L'ermitage Saint-Antoine de Galamus vu par Melling en 1821


Nous sortîmes de ce curieux monument, et pour visiter la demeure simple, commode, mais déserte et abandonnée de l'Ermite, nous passâmes devant la fameuse cloche, jadis tant renommée, et dont la tradition exalte les effets miraculeux. Notre complaisant guide se plut à nous répéter tout ce qu'on en raconte, et nous assura d'un air très-sérieux que « plus efficace contre la stérilité des femmes que toutes les sources thermales des Pyrénées, il suffisait de toucher la corde de cette cloche pour devenir mère ». Après avoir pénétré dans une autre petite excavation naturelle où conduit un escalier placé au coin de la cour de l'Ermitage et nous vîmes suinter de la voûte cette eau claire et limpide dont le pieux anachorète se désaltérait, nous revînmes sur nos pas pour nous installer au point de vue que nus avions remarqué avant d'atteindre le fond du vallon. Notre dessin terminé, nous reprîmes le chemin de Saint-Paul.

Cet Ermitage n'étant plus visité aujourd'hui qu'à la fête du saint dont il porte le nom, se ressent de l'état d'abandon où il est livré depuis que l'Ermite l'a quitté. Cependant, aux temps même de troubles et d'agitation encore près de nous, son isolement le préserva de toute dévastation. La hache respecta aussi jusqu'en 1817 les arbres qui le couvraient de leur ombrage ; mais à cette époque quelques habitants de Saint-Paul portèrent sur ces arbres antiques leurs mains impitoyables, et ce lieu perdit son plus bel ornement. Un buis, dont l'espèce ne donne généralement en France que de frêles et modestes arbrisseaux, élevait ici à plus de 60 pieds sa taille majestueuse. Ce phénomène, ce géant du désert, périt victime des dévastateurs, et la barbarie détruisit en un jour ce que la nature avait mis des siècles à former !

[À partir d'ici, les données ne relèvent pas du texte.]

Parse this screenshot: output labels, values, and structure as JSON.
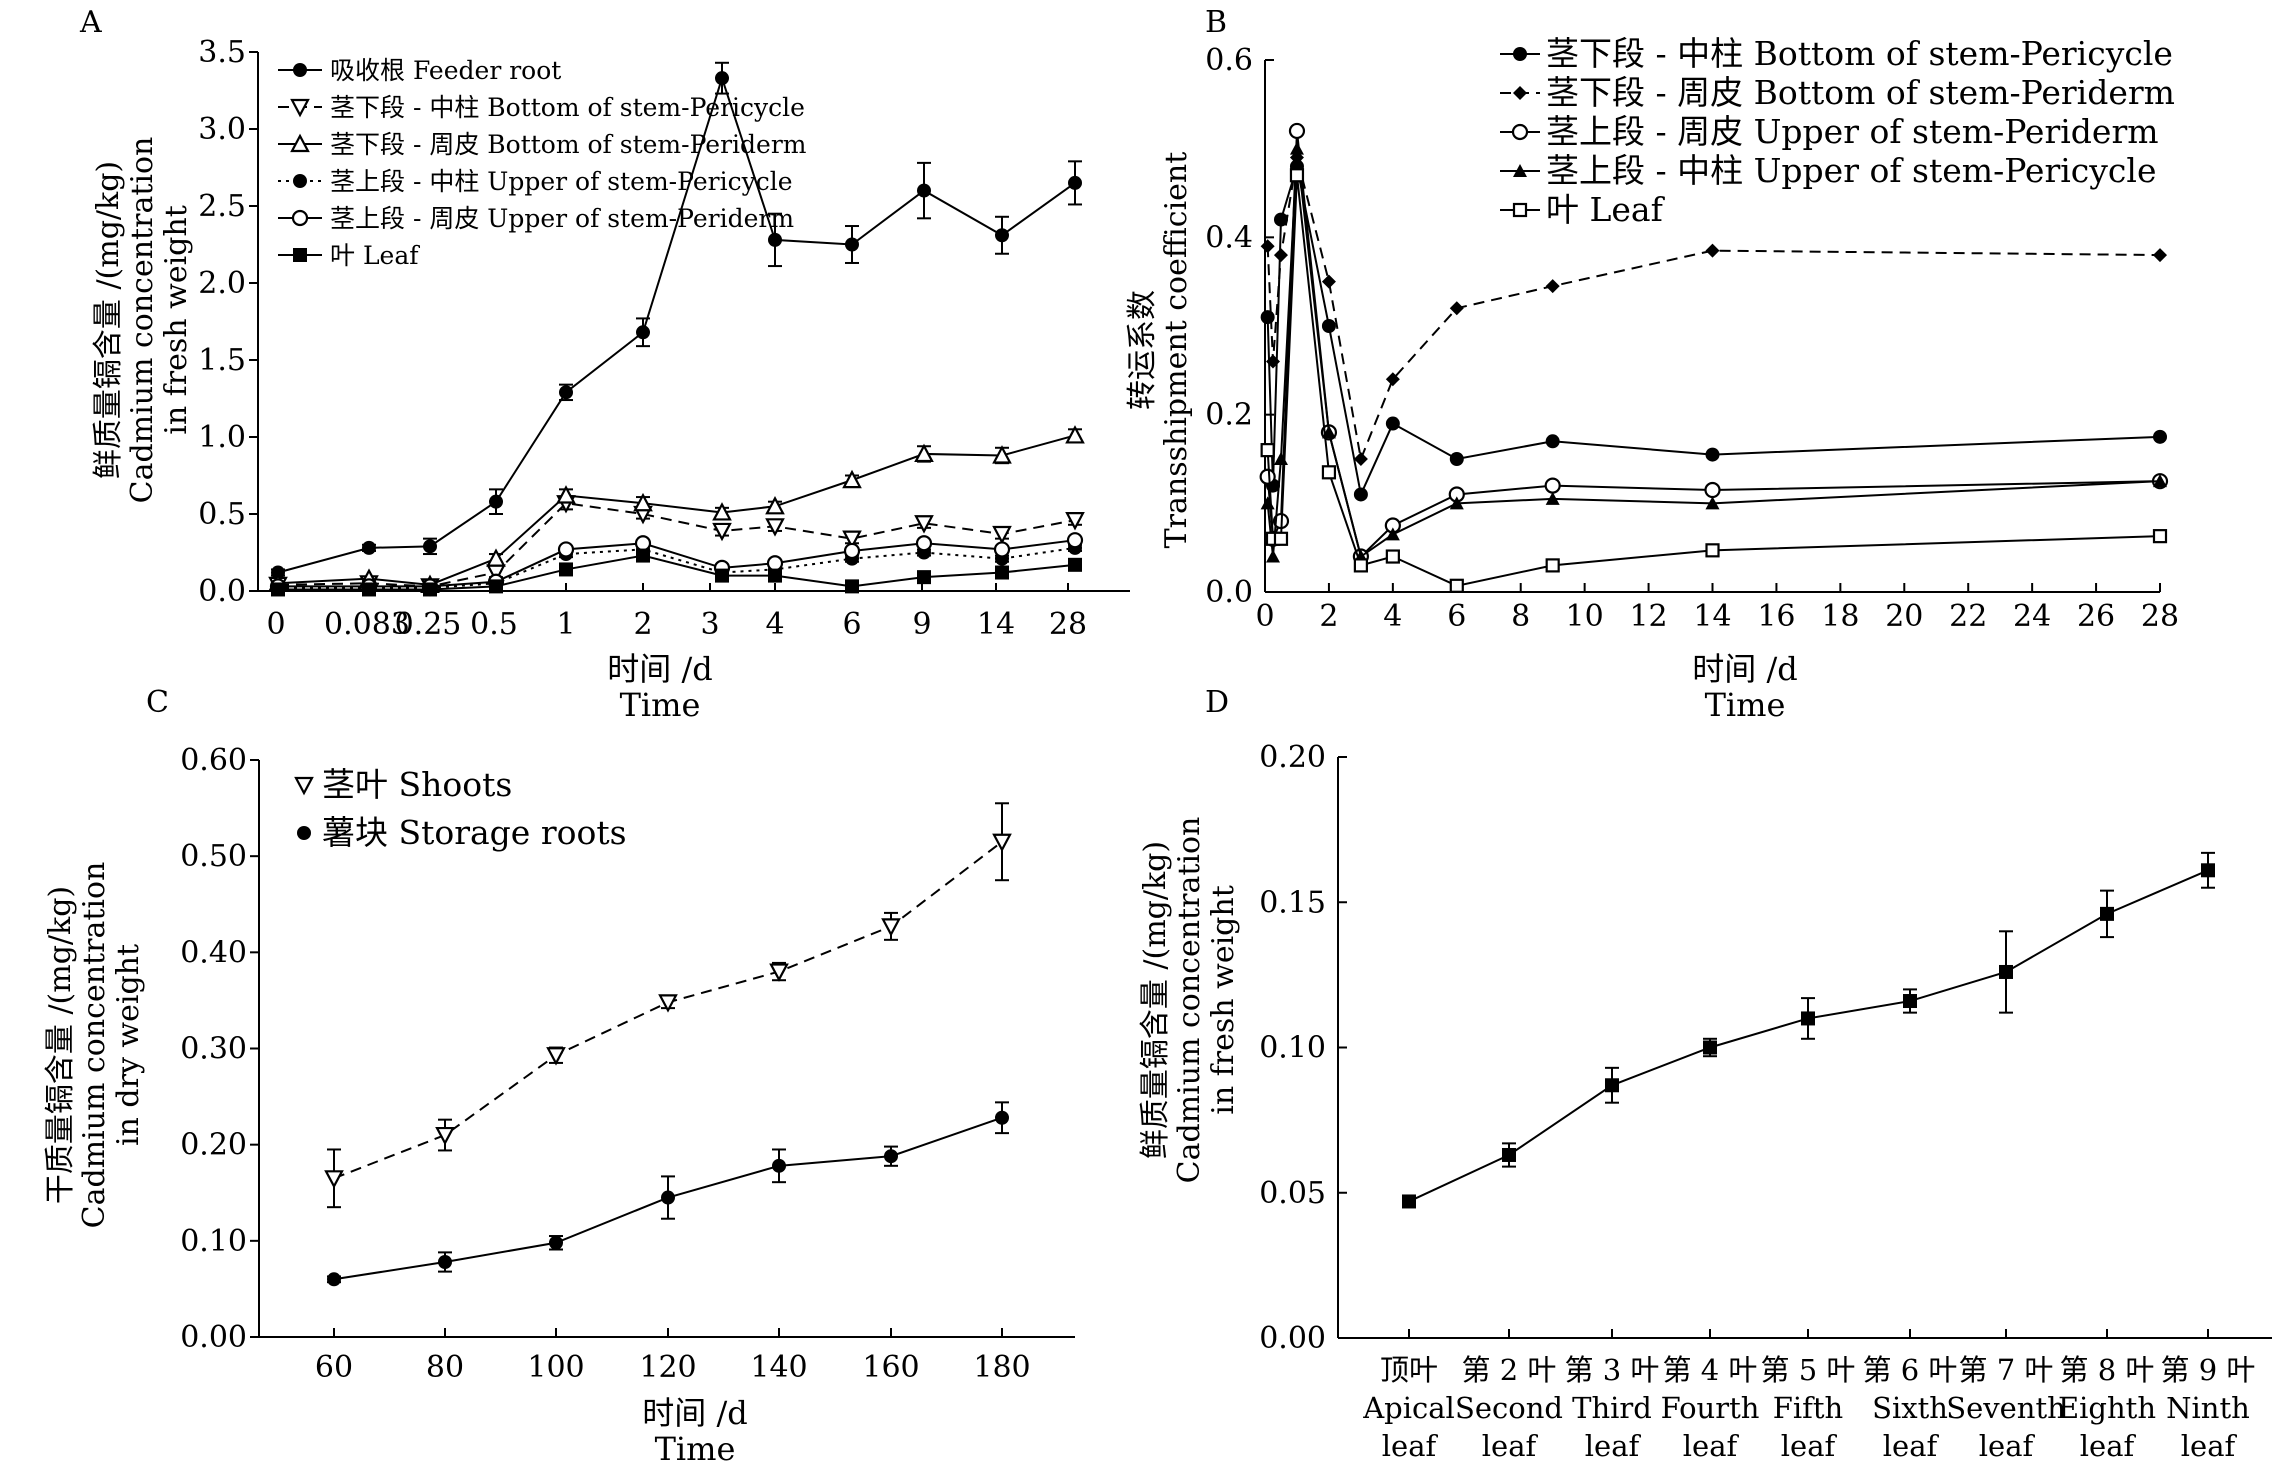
{
  "chart_data": [
    {
      "panel": "A",
      "type": "line",
      "x_categories": [
        "0",
        "0.083",
        "0.25",
        "0.5",
        "1",
        "2",
        "3",
        "4",
        "6",
        "9",
        "14",
        "28"
      ],
      "xlabel_cn": "时间 /d",
      "xlabel_en": "Time",
      "ylabel_cn": "鲜质量镉含量 /(mg/kg)",
      "ylabel_en": [
        "Cadmium concentration",
        "in fresh weight"
      ],
      "ylim": [
        0,
        3.5
      ],
      "yticks": [
        "0.0",
        "0.5",
        "1.0",
        "1.5",
        "2.0",
        "2.5",
        "3.0",
        "3.5"
      ],
      "legend": "top-left",
      "series": [
        {
          "name": "吸收根 Feeder root",
          "marker": "filled-circle",
          "dash": "solid",
          "values": [
            0.12,
            0.28,
            0.29,
            0.58,
            1.29,
            1.68,
            3.33,
            2.28,
            2.25,
            2.6,
            2.31,
            2.65
          ],
          "errors": [
            0.02,
            0.02,
            0.05,
            0.08,
            0.05,
            0.09,
            0.1,
            0.17,
            0.12,
            0.18,
            0.12,
            0.14
          ]
        },
        {
          "name": "茎下段 - 中柱 Bottom of stem-Pericycle",
          "marker": "down-triangle",
          "dash": "dashed",
          "values": [
            0.04,
            0.05,
            0.03,
            0.12,
            0.57,
            0.5,
            0.39,
            0.42,
            0.34,
            0.44,
            0.37,
            0.46
          ],
          "errors": [
            0.01,
            0.01,
            0.01,
            0.03,
            0.04,
            0.03,
            0.03,
            0.03,
            0.03,
            0.03,
            0.03,
            0.03
          ]
        },
        {
          "name": "茎下段 - 周皮 Bottom of stem-Periderm",
          "marker": "up-triangle",
          "dash": "solid",
          "values": [
            0.05,
            0.08,
            0.04,
            0.21,
            0.62,
            0.57,
            0.51,
            0.55,
            0.72,
            0.89,
            0.88,
            1.01
          ],
          "errors": [
            0.01,
            0.01,
            0.01,
            0.03,
            0.04,
            0.04,
            0.03,
            0.03,
            0.03,
            0.05,
            0.05,
            0.04
          ]
        },
        {
          "name": "茎上段 - 中柱 Upper of stem-Pericycle",
          "marker": "filled-circle",
          "dash": "dotted",
          "values": [
            0.02,
            0.02,
            0.02,
            0.05,
            0.24,
            0.27,
            0.12,
            0.14,
            0.21,
            0.25,
            0.21,
            0.28
          ],
          "errors": [
            0.01,
            0.01,
            0.01,
            0.01,
            0.02,
            0.02,
            0.02,
            0.02,
            0.02,
            0.02,
            0.02,
            0.02
          ]
        },
        {
          "name": "茎上段 - 周皮 Upper of stem-Periderm",
          "marker": "open-circle",
          "dash": "solid",
          "values": [
            0.03,
            0.03,
            0.03,
            0.06,
            0.27,
            0.31,
            0.15,
            0.18,
            0.26,
            0.31,
            0.27,
            0.33
          ],
          "errors": [
            0.01,
            0.01,
            0.01,
            0.01,
            0.02,
            0.02,
            0.02,
            0.02,
            0.02,
            0.02,
            0.02,
            0.02
          ]
        },
        {
          "name": "叶 Leaf",
          "marker": "filled-square",
          "dash": "solid",
          "values": [
            0.01,
            0.01,
            0.01,
            0.03,
            0.14,
            0.23,
            0.1,
            0.1,
            0.03,
            0.09,
            0.12,
            0.17
          ],
          "errors": [
            0.005,
            0.005,
            0.005,
            0.01,
            0.02,
            0.02,
            0.02,
            0.02,
            0.01,
            0.02,
            0.02,
            0.02
          ]
        }
      ]
    },
    {
      "panel": "B",
      "type": "line",
      "xlabel_cn": "时间 /d",
      "xlabel_en": "Time",
      "ylabel_cn": "转运系数",
      "ylabel_en": "Transshipment coefficient",
      "xlim": [
        0,
        28
      ],
      "xticks": [
        0,
        2,
        4,
        6,
        8,
        10,
        12,
        14,
        16,
        18,
        20,
        22,
        24,
        26,
        28
      ],
      "ylim": [
        0,
        0.6
      ],
      "yticks": [
        "0.0",
        "0.2",
        "0.4",
        "0.6"
      ],
      "legend": "top-right",
      "series": [
        {
          "name": "茎下段 - 中柱 Bottom of stem-Pericycle",
          "marker": "filled-circle",
          "dash": "solid",
          "x": [
            0.083,
            0.25,
            0.5,
            1,
            2,
            3,
            4,
            6,
            9,
            14,
            28
          ],
          "values": [
            0.31,
            0.12,
            0.42,
            0.48,
            0.3,
            0.11,
            0.19,
            0.15,
            0.17,
            0.155,
            0.175
          ]
        },
        {
          "name": "茎下段 - 周皮 Bottom of stem-Periderm",
          "marker": "filled-diamond",
          "dash": "dashed",
          "x": [
            0.083,
            0.25,
            0.5,
            1,
            2,
            3,
            4,
            6,
            9,
            14,
            28
          ],
          "values": [
            0.39,
            0.26,
            0.38,
            0.49,
            0.35,
            0.15,
            0.24,
            0.32,
            0.345,
            0.385,
            0.38
          ]
        },
        {
          "name": "茎上段 - 周皮 Upper of stem-Periderm",
          "marker": "open-circle",
          "dash": "solid",
          "x": [
            0.083,
            0.25,
            0.5,
            1,
            2,
            3,
            4,
            6,
            9,
            14,
            28
          ],
          "values": [
            0.13,
            0.06,
            0.08,
            0.52,
            0.18,
            0.04,
            0.075,
            0.11,
            0.12,
            0.115,
            0.125
          ]
        },
        {
          "name": "茎上段 - 中柱 Upper of stem-Pericycle",
          "marker": "filled-triangle",
          "dash": "solid",
          "x": [
            0.083,
            0.25,
            0.5,
            1,
            2,
            3,
            4,
            6,
            9,
            14,
            28
          ],
          "values": [
            0.1,
            0.04,
            0.15,
            0.5,
            0.18,
            0.04,
            0.065,
            0.1,
            0.105,
            0.1,
            0.125
          ]
        },
        {
          "name": "叶 Leaf",
          "marker": "open-square",
          "dash": "solid",
          "x": [
            0.083,
            0.25,
            0.5,
            1,
            2,
            3,
            4,
            6,
            9,
            14,
            28
          ],
          "values": [
            0.16,
            0.06,
            0.06,
            0.47,
            0.135,
            0.03,
            0.04,
            0.007,
            0.03,
            0.047,
            0.063
          ]
        }
      ]
    },
    {
      "panel": "C",
      "type": "line",
      "categories": [
        "60",
        "80",
        "100",
        "120",
        "140",
        "160",
        "180"
      ],
      "xlabel_cn": "时间 /d",
      "xlabel_en": "Time",
      "ylabel_cn": "干质量镉含量 /(mg/kg)",
      "ylabel_en": [
        "Cadmium concentration",
        "in dry weight"
      ],
      "ylim": [
        0,
        0.6
      ],
      "yticks": [
        "0.00",
        "0.10",
        "0.20",
        "0.30",
        "0.40",
        "0.50",
        "0.60"
      ],
      "legend": "top-left",
      "series": [
        {
          "name": "茎叶 Shoots",
          "marker": "down-triangle",
          "dash": "dashed",
          "values": [
            0.165,
            0.21,
            0.293,
            0.348,
            0.38,
            0.427,
            0.515
          ],
          "errors": [
            0.03,
            0.016,
            0.008,
            0.006,
            0.009,
            0.014,
            0.04
          ]
        },
        {
          "name": "薯块 Storage roots",
          "marker": "filled-circle",
          "dash": "solid",
          "values": [
            0.06,
            0.078,
            0.098,
            0.145,
            0.178,
            0.188,
            0.228
          ],
          "errors": [
            0.003,
            0.01,
            0.007,
            0.022,
            0.017,
            0.01,
            0.016
          ]
        }
      ]
    },
    {
      "panel": "D",
      "type": "line",
      "categories": [
        [
          "顶叶",
          "Apical",
          "leaf"
        ],
        [
          "第 2 叶",
          "Second",
          "leaf"
        ],
        [
          "第 3 叶",
          "Third",
          "leaf"
        ],
        [
          "第 4 叶",
          "Fourth",
          "leaf"
        ],
        [
          "第 5 叶",
          "Fifth",
          "leaf"
        ],
        [
          "第 6 叶",
          "Sixth",
          "leaf"
        ],
        [
          "第 7 叶",
          "Seventh",
          "leaf"
        ],
        [
          "第 8 叶",
          "Eighth",
          "leaf"
        ],
        [
          "第 9 叶",
          "Ninth",
          "leaf"
        ]
      ],
      "ylabel_cn": "鲜质量镉含量 /(mg/kg)",
      "ylabel_en": [
        "Cadmium concentration",
        "in fresh weight"
      ],
      "ylim": [
        0,
        0.2
      ],
      "yticks": [
        "0.00",
        "0.05",
        "0.10",
        "0.15",
        "0.20"
      ],
      "series": [
        {
          "marker": "filled-square",
          "dash": "solid",
          "values": [
            0.047,
            0.063,
            0.087,
            0.1,
            0.11,
            0.116,
            0.126,
            0.146,
            0.161
          ],
          "errors": [
            0.001,
            0.004,
            0.006,
            0.003,
            0.007,
            0.004,
            0.014,
            0.008,
            0.006
          ]
        }
      ]
    }
  ]
}
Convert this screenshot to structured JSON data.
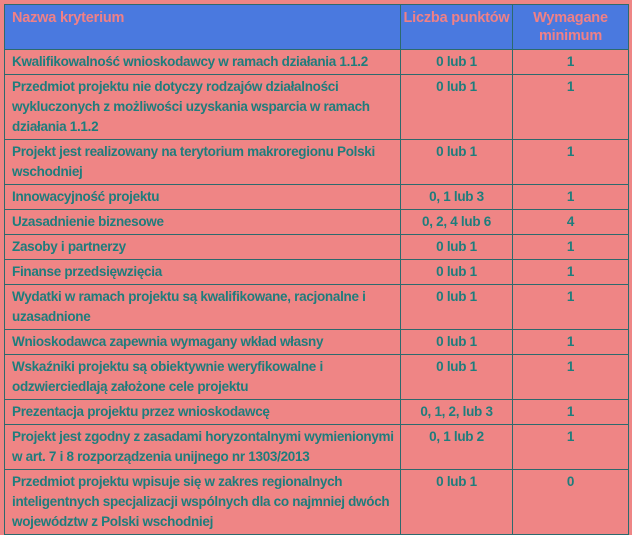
{
  "table": {
    "columns": [
      {
        "label": "Nazwa kryterium"
      },
      {
        "label": "Liczba punktów"
      },
      {
        "label": "Wymagane minimum"
      }
    ],
    "rows": [
      {
        "name": "Kwalifikowalność wnioskodawcy w ramach działania 1.1.2",
        "points": "0 lub 1",
        "minimum": "1"
      },
      {
        "name": "Przedmiot projektu nie dotyczy rodzajów działalności wykluczonych z możliwości uzyskania wsparcia w ramach działania 1.1.2",
        "points": "0 lub 1",
        "minimum": "1"
      },
      {
        "name": "Projekt jest realizowany na terytorium makroregionu Polski wschodniej",
        "points": "0 lub 1",
        "minimum": "1"
      },
      {
        "name": "Innowacyjność projektu",
        "points": "0, 1 lub 3",
        "minimum": "1"
      },
      {
        "name": "Uzasadnienie biznesowe",
        "points": "0, 2, 4 lub 6",
        "minimum": "4"
      },
      {
        "name": "Zasoby i partnerzy",
        "points": "0 lub 1",
        "minimum": "1"
      },
      {
        "name": "Finanse przedsięwzięcia",
        "points": "0 lub 1",
        "minimum": "1"
      },
      {
        "name": "Wydatki w ramach projektu są kwalifikowane, racjonalne i uzasadnione",
        "points": "0 lub 1",
        "minimum": "1"
      },
      {
        "name": "Wnioskodawca zapewnia wymagany wkład własny",
        "points": "0 lub 1",
        "minimum": "1"
      },
      {
        "name": "Wskaźniki projektu są obiektywnie weryfikowalne i odzwierciedlają założone cele projektu",
        "points": "0 lub 1",
        "minimum": "1"
      },
      {
        "name": "Prezentacja projektu przez wnioskodawcę",
        "points": "0, 1, 2, lub 3",
        "minimum": "1"
      },
      {
        "name": "Projekt jest zgodny z zasadami horyzontalnymi wymienionymi w art. 7 i 8 rozporządzenia unijnego nr 1303/2013",
        "points": "0, 1 lub 2",
        "minimum": "1"
      },
      {
        "name": "Przedmiot projektu wpisuje się w zakres regionalnych inteligentnych specjalizacji wspólnych dla co najmniej dwóch województw z Polski wschodniej",
        "points": "0 lub 1",
        "minimum": "0"
      }
    ]
  },
  "colors": {
    "page_bg": "#ee8585",
    "header_bg": "#4a79df",
    "header_text": "#f08086",
    "body_bg": "#ef8585",
    "body_text": "#1e7d7c",
    "border": "#2d6a6d",
    "outer_border": "#b8605e"
  }
}
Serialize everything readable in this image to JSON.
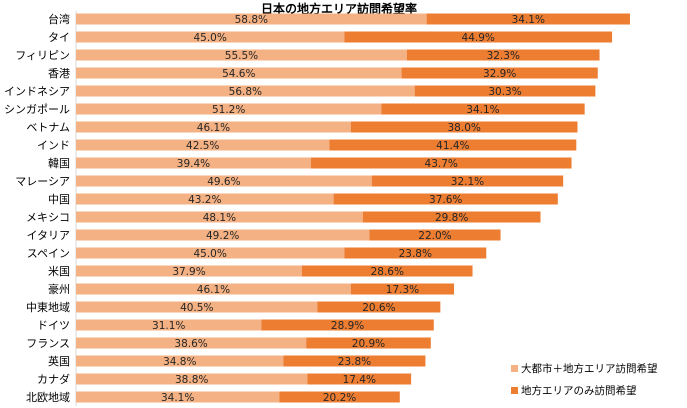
{
  "chart_data": {
    "type": "bar",
    "orientation": "horizontal",
    "stacked": true,
    "title": "日本の地方エリア訪問希望率",
    "xlabel": "",
    "ylabel": "",
    "xlim": [
      0,
      100
    ],
    "grid": false,
    "legend_position": "bottom-right",
    "categories": [
      "台湾",
      "タイ",
      "フィリピン",
      "香港",
      "インドネシア",
      "シンガポール",
      "ベトナム",
      "インド",
      "韓国",
      "マレーシア",
      "中国",
      "メキシコ",
      "イタリア",
      "スペイン",
      "米国",
      "豪州",
      "中東地域",
      "ドイツ",
      "フランス",
      "英国",
      "カナダ",
      "北欧地域"
    ],
    "series": [
      {
        "name": "大都市＋地方エリア訪問希望",
        "color": "#F4B183",
        "values": [
          58.8,
          45.0,
          55.5,
          54.6,
          56.8,
          51.2,
          46.1,
          42.5,
          39.4,
          49.6,
          43.2,
          48.1,
          49.2,
          45.0,
          37.9,
          46.1,
          40.5,
          31.1,
          38.6,
          34.8,
          38.8,
          34.1
        ],
        "labels": [
          "58.8%",
          "45.0%",
          "55.5%",
          "54.6%",
          "56.8%",
          "51.2%",
          "46.1%",
          "42.5%",
          "39.4%",
          "49.6%",
          "43.2%",
          "48.1%",
          "49.2%",
          "45.0%",
          "37.9%",
          "46.1%",
          "40.5%",
          "31.1%",
          "38.6%",
          "34.8%",
          "38.8%",
          "34.1%"
        ]
      },
      {
        "name": "地方エリアのみ訪問希望",
        "color": "#ED7D31",
        "values": [
          34.1,
          44.9,
          32.3,
          32.9,
          30.3,
          34.1,
          38.0,
          41.4,
          43.7,
          32.1,
          37.6,
          29.8,
          22.0,
          23.8,
          28.6,
          17.3,
          20.6,
          28.9,
          20.9,
          23.8,
          17.4,
          20.2
        ],
        "labels": [
          "34.1%",
          "44.9%",
          "32.3%",
          "32.9%",
          "30.3%",
          "34.1%",
          "38.0%",
          "41.4%",
          "43.7%",
          "32.1%",
          "37.6%",
          "29.8%",
          "22.0%",
          "23.8%",
          "28.6%",
          "17.3%",
          "20.6%",
          "28.9%",
          "20.9%",
          "23.8%",
          "17.4%",
          "20.2%"
        ]
      }
    ]
  }
}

Note : Comme la plupart des ermitages en France, celui de Saint-Antoine de Galamus a été fermé à la Révolution française, quoi qu'un gardien soit resté quelques années pour assurer la sécurité du lieu. Mais lorsque Cervini et Melling y passent en 1821, le lieu est bien vide, et il faut attendre 1843 pour qu'un frère franciscain revienne s'y installer et le remettre en fonction.

Source : Rosalis (Bib. num. de Toulouse)

Portrait d'Antoine Ignace Melling : Pierre Roch Vigneron vers 1830 (domaine public, via Wikimedia Commons)
Vue de l'ermitage Saint-Antoine de Galamus : Antoine Ignace Melling (1763-1831) (domaine public, via Wikimedia Commons)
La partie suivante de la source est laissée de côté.